I suoi amici ed ex colleghi di Università invece hanno trovato lavoro in Svizzera...
“Ne ho una decina che lavorano in Svizzera e guadagnano dai 3 ai 4mila franchi. Non ce l’ho di certo con loro che oltre ad essere miei colleghi, sono anche amici. Ma la mia domanda è: come si può in Ticino permettere che un laureato venga pagato 3mila franchi al mese? O questi miei amici mi raccontano frottole e se quello che mi dicono corrisponde al vero, qui c'è veramente qualcosa che non va”.
Perché?
“Perché ora sono costretto anch'io a sognare i 3mila franchi al mese, perchè se me li offrissero ci andrei subito e di corsa”.
Colpa dell'Europa?
“E' uno dei risultati dei bilaterali. Se cinque anni fa mi avessero offerto 3mila franchi avrei riso loro in faccia. Oggi invece accetterei senza batter ciglio”.
E la sinistra che colpe avrebbe?
"Ripeto: la sinistra non riesce a capire che in questa situazione l'affare lo fanno solo i datori di lavoro. Si sta creando una guerra tra poveri e ci stiamo adattando ai livelli italiani e ci stiamo “sudamericanizzando”".
Sudamericanizzando… Mi faccia capire, allora non è soltanto una questione di busta paga?
“No, il problema non è soltanto economico, ma anche sociale. Il pericolo in Ticino è che con questa politica salariale non si fa che demotivare chi lavora”.
Si spieghi...
“E' semplice. Se un ricercatore, un biologo viene sottopagato, inevitabilmente comincerà ad avere dubbi sul valore che può dare per quello che fa e inevitabilmente è l'ambiente di lavoro a risentirne e, di conseguenza, la capacità e la qualità di produzione. Questa politica porta solo danni, perchè così in Ticino si crea, alla lunga, un sistema simile a quello che sto vivendo a Milano, dove da una parte c'è gente con il privilegio di avere la propria posizione (che difende in tutto e per tutto) e dall’altra un continuo ricambio di manodopera pregiata a basso costo. Con stipendi che si abbassano sempre di più”.

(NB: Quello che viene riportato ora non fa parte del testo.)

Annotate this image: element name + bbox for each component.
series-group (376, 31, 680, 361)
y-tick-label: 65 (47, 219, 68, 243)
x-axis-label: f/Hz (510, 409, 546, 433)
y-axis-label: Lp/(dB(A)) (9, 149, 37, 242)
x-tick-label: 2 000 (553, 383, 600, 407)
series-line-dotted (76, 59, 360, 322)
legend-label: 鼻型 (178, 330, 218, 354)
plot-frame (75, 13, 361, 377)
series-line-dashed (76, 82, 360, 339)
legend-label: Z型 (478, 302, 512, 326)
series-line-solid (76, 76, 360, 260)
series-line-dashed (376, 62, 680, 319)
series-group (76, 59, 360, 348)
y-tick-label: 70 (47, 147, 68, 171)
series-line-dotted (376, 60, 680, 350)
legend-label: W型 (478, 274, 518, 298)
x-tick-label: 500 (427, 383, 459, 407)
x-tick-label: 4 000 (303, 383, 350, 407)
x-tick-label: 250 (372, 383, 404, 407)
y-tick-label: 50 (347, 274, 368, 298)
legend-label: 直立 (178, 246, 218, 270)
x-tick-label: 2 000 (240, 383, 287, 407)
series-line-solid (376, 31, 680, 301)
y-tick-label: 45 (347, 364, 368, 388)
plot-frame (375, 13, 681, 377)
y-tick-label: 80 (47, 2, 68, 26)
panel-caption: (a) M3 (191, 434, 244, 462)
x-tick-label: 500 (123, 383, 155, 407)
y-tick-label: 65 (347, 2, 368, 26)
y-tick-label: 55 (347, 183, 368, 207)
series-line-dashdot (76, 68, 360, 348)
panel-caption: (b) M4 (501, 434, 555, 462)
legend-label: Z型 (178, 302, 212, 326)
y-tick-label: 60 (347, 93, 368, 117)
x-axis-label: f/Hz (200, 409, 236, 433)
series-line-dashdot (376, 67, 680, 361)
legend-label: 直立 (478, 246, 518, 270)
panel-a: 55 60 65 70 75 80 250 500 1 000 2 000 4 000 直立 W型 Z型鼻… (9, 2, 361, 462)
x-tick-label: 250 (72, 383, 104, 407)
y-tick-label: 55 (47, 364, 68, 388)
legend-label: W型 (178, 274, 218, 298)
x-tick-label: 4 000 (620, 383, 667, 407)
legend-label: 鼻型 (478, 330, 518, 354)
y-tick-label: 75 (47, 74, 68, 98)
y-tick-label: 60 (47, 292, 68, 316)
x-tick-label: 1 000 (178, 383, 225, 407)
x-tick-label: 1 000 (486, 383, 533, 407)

Prospettive non molto rosee...
“Beh, almeno, a livello personale, per i prossimi 2 anni non mi cacciano. Ed avrò un pezzo di carta in più. Per quello che oggi può valere. Alle volte mi dico che era meglio andare a lavorare a 14 anni”.
Il suo futuro?
"Sarebbe bello avere una famiglia, ma sono solo, per ora, sogni. Anche perché concretamente, quella che mi si prospetta, è l'emigrazione. Verso la Svezia, l'Inghilterra o gli Stati Uniti".